China and South Asia

China as a rising power lying to the north of South Asia has developed a comprehensive industrial base over the last three decades by implementing Four ModerniSation themes.

China has reportedly been testing space-based quantum communications technology along with applications for electromagnetic drives.

A next-generation Artificial Intelligence (AI 2.0) plan stands published. It has already made rapid progress in hypersonic glide vehicle technology.

Visualising 'Future Warfare'

Technology has the potential to guide the destiny of nations in international power relations.

It not only governs the lives of people, but controls the levers of economic and military power.

Modern and disruptive technologies through unconventional tactics, which are irregular in form, have the potential to be exploited by asymmetrical tools.

An open confrontation between nations may be a thing of the past.

Warfare in such a visualisation is likely to go beyond military ideology and conventional capabilities.

This construct for 'War Making' and Integrated Joint Warfighting will incorporate fused kinetic and non-kinetic means.
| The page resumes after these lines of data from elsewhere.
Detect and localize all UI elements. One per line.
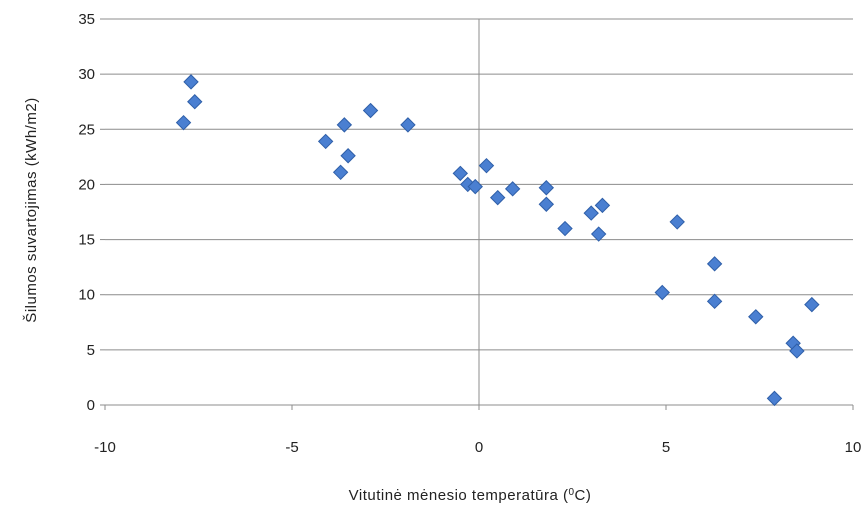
data-point bbox=[504, 181, 521, 197]
data-point bbox=[362, 102, 379, 119]
data-point bbox=[183, 74, 199, 90]
data-point bbox=[804, 296, 820, 313]
data-point bbox=[538, 180, 555, 196]
y-tick-label: 0 bbox=[87, 397, 95, 414]
data-point bbox=[317, 133, 334, 150]
y-tick-label: 30 bbox=[78, 66, 95, 83]
data-point bbox=[594, 197, 611, 214]
data-point bbox=[538, 196, 555, 212]
data-point bbox=[590, 226, 607, 242]
y-axis-title: Šilumos suvartojimas (kWh/m2) bbox=[23, 97, 40, 322]
data-point bbox=[452, 165, 469, 182]
y-tick-label: 5 bbox=[87, 342, 95, 359]
y-tick-labels: 0 5 10 15 20 25 30 35 bbox=[78, 11, 95, 414]
data-point bbox=[175, 114, 192, 131]
x-tick-label: 0 bbox=[475, 439, 483, 456]
y-tick-label: 20 bbox=[78, 176, 95, 193]
x-axis-title: Vitutinė mėnesio temperatūra (0C) bbox=[349, 487, 592, 505]
data-point bbox=[467, 178, 483, 195]
data-point bbox=[478, 157, 495, 174]
y-tick-label: 15 bbox=[78, 232, 95, 249]
data-point bbox=[489, 189, 506, 206]
data-point bbox=[706, 256, 723, 272]
x-tick-label: 5 bbox=[662, 439, 670, 456]
data-point bbox=[187, 94, 203, 110]
y-tick-label: 25 bbox=[78, 121, 95, 138]
y-tick-label: 10 bbox=[78, 287, 95, 304]
x-tick-label: 10 bbox=[845, 439, 862, 456]
y-tick-label: 35 bbox=[78, 11, 95, 28]
data-point bbox=[748, 309, 764, 325]
data-points bbox=[175, 74, 820, 407]
x-tick-label: -5 bbox=[285, 439, 298, 456]
data-point bbox=[336, 117, 353, 133]
x-tick-label: -10 bbox=[94, 439, 116, 456]
data-point bbox=[332, 164, 349, 181]
data-point bbox=[669, 214, 685, 230]
data-point bbox=[583, 205, 599, 221]
data-point bbox=[766, 390, 783, 407]
axes bbox=[100, 18, 854, 410]
data-point bbox=[789, 343, 805, 359]
data-point bbox=[654, 284, 670, 301]
data-point bbox=[557, 220, 573, 237]
data-point bbox=[706, 293, 723, 310]
data-point bbox=[400, 117, 416, 133]
data-point bbox=[340, 148, 356, 164]
x-tick-labels: -10 -5 0 5 10 bbox=[94, 439, 861, 456]
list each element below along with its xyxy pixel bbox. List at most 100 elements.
Future wars therefore will be fought and won on the fields, which lie before, and 'Beyond the Battlefields'.

This will be through the synergistic application of resources, overt or covert, as necessitated by wars of choice.

The synergy and interdependency of means and for power to exceed limits will therefore involve bypassing of frontiers to strike at critical vulnerabilities directly and in the hinterland at the appropriate time.